Concerns have been raised by Independent TD Denis Naughten that changes to the fair deal Nursing Home Support Scheme could be open to legal challenges unless the scheme is backdated.

Farm families have been waiting for the much anticipated changes which will see a three-year cap put on the cost of their contributions to the care of a farmer in a nursing home.

Currently, the annual 7.5% charge based on the value of a farm for a farmer in full-time care is open-ended and means the family farm would be lost to the next generation after 14 years.

Changes have been largely welcomed, but Deputy Naughten has pointed out that a Government decision was made on this on 24 July 2018, which is when the scheme should be backdated to.


“Under the new law older people who transferred the family farm and entitlements to a successor prior to entering a nursing home will have to do so again under the changes brought about by the reform of the Nursing Home Support Scheme currently going through the Dáil.

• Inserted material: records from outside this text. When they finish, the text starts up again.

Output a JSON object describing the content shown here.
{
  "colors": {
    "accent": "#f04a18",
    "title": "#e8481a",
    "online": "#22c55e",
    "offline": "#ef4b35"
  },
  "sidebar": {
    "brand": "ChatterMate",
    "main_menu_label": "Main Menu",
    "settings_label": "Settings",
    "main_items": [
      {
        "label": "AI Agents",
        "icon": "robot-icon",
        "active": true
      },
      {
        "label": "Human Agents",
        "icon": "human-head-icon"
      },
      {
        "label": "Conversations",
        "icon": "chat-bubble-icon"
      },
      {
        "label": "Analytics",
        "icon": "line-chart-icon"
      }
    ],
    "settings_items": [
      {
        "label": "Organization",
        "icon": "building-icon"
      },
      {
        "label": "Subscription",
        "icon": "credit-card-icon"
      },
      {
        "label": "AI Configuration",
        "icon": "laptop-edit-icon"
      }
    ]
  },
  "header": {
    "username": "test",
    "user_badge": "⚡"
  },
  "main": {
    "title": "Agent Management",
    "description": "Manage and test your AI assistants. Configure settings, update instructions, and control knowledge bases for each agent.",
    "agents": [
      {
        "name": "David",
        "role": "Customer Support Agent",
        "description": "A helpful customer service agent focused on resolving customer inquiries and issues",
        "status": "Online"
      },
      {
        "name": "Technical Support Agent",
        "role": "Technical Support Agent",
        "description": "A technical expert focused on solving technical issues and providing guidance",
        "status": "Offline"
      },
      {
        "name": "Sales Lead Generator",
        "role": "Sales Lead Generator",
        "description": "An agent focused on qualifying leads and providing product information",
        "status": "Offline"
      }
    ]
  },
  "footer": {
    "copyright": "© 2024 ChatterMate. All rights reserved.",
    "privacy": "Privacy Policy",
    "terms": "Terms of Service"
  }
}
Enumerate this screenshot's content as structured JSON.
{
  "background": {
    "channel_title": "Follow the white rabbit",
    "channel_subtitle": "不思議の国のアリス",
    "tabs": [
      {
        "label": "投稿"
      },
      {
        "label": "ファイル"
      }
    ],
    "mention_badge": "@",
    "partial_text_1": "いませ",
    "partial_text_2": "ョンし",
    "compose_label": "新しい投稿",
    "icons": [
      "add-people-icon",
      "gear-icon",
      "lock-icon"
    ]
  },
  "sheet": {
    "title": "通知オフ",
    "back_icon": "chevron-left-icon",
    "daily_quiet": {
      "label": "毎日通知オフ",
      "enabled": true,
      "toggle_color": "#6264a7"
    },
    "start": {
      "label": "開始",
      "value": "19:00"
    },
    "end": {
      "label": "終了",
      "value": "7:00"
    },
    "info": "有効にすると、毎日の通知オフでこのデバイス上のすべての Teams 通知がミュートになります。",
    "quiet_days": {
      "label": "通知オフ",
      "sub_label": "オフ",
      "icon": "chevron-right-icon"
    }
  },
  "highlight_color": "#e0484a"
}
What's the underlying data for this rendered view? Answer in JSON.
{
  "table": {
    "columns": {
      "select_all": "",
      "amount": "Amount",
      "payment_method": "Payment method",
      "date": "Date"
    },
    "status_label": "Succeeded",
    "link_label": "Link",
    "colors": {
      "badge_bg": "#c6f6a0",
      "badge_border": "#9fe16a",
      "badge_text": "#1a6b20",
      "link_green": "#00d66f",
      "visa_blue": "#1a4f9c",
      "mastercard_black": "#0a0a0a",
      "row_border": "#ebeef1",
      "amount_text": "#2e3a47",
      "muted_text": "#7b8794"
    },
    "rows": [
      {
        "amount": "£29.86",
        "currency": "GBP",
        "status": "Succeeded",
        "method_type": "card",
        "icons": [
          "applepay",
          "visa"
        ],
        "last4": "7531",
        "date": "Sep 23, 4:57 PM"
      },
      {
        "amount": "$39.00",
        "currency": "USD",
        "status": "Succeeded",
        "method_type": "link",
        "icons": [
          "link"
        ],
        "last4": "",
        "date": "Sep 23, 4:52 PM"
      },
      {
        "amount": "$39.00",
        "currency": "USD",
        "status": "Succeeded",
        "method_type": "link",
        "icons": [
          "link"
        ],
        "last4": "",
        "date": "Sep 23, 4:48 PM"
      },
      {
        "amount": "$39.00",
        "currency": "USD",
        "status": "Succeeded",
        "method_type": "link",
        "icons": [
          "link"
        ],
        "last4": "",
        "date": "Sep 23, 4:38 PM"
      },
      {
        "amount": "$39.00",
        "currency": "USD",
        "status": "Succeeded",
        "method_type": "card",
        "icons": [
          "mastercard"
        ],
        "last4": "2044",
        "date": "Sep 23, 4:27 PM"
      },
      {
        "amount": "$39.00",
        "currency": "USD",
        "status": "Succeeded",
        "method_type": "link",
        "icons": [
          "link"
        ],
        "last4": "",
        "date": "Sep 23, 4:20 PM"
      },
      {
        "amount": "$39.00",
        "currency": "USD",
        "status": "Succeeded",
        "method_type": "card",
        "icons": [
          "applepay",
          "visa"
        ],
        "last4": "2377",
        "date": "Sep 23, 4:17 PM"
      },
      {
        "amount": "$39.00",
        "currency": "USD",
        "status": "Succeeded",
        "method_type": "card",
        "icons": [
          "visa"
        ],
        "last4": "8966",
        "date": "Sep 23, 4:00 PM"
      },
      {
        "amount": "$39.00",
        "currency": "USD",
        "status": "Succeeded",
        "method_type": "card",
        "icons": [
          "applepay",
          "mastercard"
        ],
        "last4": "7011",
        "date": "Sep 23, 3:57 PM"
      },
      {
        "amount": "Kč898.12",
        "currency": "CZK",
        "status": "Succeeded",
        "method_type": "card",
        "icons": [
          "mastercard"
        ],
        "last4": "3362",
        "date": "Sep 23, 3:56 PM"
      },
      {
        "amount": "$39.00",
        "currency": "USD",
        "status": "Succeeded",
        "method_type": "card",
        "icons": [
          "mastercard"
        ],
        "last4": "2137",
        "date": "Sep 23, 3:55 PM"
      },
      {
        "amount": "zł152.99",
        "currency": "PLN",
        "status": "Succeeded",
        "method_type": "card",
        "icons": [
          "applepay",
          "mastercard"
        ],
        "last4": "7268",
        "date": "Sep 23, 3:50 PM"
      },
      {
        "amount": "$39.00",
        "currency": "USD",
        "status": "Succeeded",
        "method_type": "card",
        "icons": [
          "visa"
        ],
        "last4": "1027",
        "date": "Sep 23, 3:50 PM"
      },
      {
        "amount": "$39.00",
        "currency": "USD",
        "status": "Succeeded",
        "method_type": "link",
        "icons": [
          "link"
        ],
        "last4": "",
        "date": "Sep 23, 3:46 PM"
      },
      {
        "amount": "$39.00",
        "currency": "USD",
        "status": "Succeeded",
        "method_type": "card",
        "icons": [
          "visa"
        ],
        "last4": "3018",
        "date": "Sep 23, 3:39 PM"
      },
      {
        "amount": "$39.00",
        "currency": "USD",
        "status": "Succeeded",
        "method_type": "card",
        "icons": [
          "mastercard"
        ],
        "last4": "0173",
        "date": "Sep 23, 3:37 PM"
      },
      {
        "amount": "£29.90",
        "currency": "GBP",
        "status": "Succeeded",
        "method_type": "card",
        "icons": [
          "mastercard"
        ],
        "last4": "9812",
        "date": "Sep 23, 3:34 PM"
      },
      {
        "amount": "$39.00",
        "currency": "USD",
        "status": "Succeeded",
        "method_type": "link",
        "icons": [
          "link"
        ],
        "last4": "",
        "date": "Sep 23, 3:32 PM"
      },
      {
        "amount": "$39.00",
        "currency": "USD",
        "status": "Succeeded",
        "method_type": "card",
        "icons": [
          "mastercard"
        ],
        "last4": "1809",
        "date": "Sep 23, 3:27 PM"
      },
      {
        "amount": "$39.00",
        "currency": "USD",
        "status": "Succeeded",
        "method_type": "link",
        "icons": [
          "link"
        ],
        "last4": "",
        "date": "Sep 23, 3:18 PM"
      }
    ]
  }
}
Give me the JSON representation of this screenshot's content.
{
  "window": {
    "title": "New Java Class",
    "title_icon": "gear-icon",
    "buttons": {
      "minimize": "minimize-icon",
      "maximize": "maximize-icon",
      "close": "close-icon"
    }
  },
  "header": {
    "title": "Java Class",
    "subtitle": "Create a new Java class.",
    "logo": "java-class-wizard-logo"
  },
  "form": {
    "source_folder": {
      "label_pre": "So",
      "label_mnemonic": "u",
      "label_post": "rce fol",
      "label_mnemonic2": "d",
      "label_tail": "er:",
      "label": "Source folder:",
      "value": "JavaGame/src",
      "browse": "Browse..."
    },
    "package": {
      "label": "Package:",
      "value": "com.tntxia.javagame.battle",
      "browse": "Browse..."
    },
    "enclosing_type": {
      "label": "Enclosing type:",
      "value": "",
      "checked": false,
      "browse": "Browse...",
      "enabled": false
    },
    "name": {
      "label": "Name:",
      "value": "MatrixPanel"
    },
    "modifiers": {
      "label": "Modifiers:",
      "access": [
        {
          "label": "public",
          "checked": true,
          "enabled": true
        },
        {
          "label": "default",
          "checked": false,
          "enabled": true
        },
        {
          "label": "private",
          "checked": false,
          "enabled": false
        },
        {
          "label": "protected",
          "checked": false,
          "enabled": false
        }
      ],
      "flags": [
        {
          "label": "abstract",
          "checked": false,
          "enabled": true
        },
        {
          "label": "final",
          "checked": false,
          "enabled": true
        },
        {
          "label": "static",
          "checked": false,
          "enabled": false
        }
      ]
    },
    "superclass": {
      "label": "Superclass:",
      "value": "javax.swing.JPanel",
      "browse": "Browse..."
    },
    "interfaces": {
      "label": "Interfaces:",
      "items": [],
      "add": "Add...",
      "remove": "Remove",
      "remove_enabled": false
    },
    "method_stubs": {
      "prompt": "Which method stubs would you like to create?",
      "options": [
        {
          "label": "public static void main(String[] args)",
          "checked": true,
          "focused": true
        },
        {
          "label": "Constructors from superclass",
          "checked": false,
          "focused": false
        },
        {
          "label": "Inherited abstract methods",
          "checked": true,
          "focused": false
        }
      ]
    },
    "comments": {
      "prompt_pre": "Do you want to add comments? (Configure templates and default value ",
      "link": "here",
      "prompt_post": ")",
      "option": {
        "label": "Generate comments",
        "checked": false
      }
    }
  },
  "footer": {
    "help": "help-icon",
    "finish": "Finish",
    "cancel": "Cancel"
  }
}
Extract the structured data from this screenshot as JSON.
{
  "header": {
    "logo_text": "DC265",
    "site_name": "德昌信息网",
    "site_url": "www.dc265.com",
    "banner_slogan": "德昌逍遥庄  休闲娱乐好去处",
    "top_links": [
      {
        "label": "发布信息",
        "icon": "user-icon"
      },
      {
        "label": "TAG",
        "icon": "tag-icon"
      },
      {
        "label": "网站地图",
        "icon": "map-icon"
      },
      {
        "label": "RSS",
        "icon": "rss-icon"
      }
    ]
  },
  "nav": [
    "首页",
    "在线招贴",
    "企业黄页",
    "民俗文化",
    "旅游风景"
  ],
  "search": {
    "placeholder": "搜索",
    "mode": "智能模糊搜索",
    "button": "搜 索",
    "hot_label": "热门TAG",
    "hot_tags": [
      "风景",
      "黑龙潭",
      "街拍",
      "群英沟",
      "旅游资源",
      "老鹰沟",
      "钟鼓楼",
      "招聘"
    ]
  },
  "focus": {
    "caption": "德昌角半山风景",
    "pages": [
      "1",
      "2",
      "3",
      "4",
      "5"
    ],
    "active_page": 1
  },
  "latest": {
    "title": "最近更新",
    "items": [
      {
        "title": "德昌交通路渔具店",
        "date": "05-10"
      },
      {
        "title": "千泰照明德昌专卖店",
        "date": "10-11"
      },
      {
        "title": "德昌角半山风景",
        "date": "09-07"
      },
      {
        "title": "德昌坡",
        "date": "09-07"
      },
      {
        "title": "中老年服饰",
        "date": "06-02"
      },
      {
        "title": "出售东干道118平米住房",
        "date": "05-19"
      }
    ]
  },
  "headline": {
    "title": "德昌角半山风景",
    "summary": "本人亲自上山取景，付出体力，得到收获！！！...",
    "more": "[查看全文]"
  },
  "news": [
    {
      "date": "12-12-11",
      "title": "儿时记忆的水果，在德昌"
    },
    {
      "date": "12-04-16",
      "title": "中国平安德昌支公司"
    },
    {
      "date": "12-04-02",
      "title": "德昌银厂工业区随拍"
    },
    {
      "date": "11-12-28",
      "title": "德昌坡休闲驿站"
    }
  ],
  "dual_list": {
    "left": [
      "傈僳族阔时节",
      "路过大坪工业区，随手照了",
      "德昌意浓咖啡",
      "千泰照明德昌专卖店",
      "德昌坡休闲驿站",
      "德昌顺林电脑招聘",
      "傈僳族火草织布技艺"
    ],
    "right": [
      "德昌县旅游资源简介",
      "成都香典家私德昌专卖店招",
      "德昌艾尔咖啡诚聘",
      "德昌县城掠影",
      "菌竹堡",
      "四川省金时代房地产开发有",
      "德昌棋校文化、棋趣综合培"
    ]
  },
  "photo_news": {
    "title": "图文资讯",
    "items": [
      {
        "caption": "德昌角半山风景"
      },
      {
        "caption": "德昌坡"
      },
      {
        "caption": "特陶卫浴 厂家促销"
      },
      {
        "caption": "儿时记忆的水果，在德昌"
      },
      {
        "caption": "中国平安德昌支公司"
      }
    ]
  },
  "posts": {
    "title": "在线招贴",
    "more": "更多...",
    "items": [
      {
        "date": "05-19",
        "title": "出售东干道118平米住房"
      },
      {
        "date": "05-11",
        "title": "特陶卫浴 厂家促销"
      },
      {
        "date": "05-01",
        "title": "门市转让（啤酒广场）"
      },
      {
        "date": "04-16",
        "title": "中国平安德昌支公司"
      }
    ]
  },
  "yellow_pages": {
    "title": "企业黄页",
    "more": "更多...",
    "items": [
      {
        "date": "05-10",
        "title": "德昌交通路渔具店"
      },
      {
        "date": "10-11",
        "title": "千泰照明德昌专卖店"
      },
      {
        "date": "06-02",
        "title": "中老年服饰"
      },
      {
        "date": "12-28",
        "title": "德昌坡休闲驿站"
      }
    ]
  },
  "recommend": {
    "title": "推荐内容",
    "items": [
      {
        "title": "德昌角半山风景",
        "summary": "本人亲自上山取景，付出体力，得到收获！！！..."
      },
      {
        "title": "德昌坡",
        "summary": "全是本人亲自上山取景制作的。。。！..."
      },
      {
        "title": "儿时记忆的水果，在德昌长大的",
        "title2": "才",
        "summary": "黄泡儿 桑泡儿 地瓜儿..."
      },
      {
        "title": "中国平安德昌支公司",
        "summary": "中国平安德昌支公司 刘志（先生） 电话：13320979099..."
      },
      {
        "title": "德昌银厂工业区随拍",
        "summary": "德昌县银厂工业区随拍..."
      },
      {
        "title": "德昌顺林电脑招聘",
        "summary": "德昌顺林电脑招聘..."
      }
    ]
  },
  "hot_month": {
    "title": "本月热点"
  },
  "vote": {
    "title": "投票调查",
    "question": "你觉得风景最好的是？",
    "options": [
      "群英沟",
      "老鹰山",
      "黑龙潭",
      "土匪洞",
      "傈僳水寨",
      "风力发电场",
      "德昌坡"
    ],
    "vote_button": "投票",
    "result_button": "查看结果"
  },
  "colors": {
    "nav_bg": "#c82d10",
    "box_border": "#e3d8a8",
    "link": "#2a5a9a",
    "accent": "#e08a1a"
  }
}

"This is in order to avail of the three year means assessment cap for the farm,” said Denis Naughten.

He said backdating the scheme would avoid any possible legal challenges

“As a result, we are now placing a legal obligation on an older person to transfer an asset that was not in their name when they went into the nursing home, in order to avail of the three years on the means assessment.”

He said backdating the scheme would avoid any possible legal challenges.

“From that date, the Government decision has been taken not to charge older people for working assets beyond the three year period, and therefore no charges should apply to farm or business assets for those who had already paid the three years contribution up to that date or who reached that three year anniversary from July 2018 until the law is enacted,” he said.

The changes are due to go through the final stages of the Dáil this week.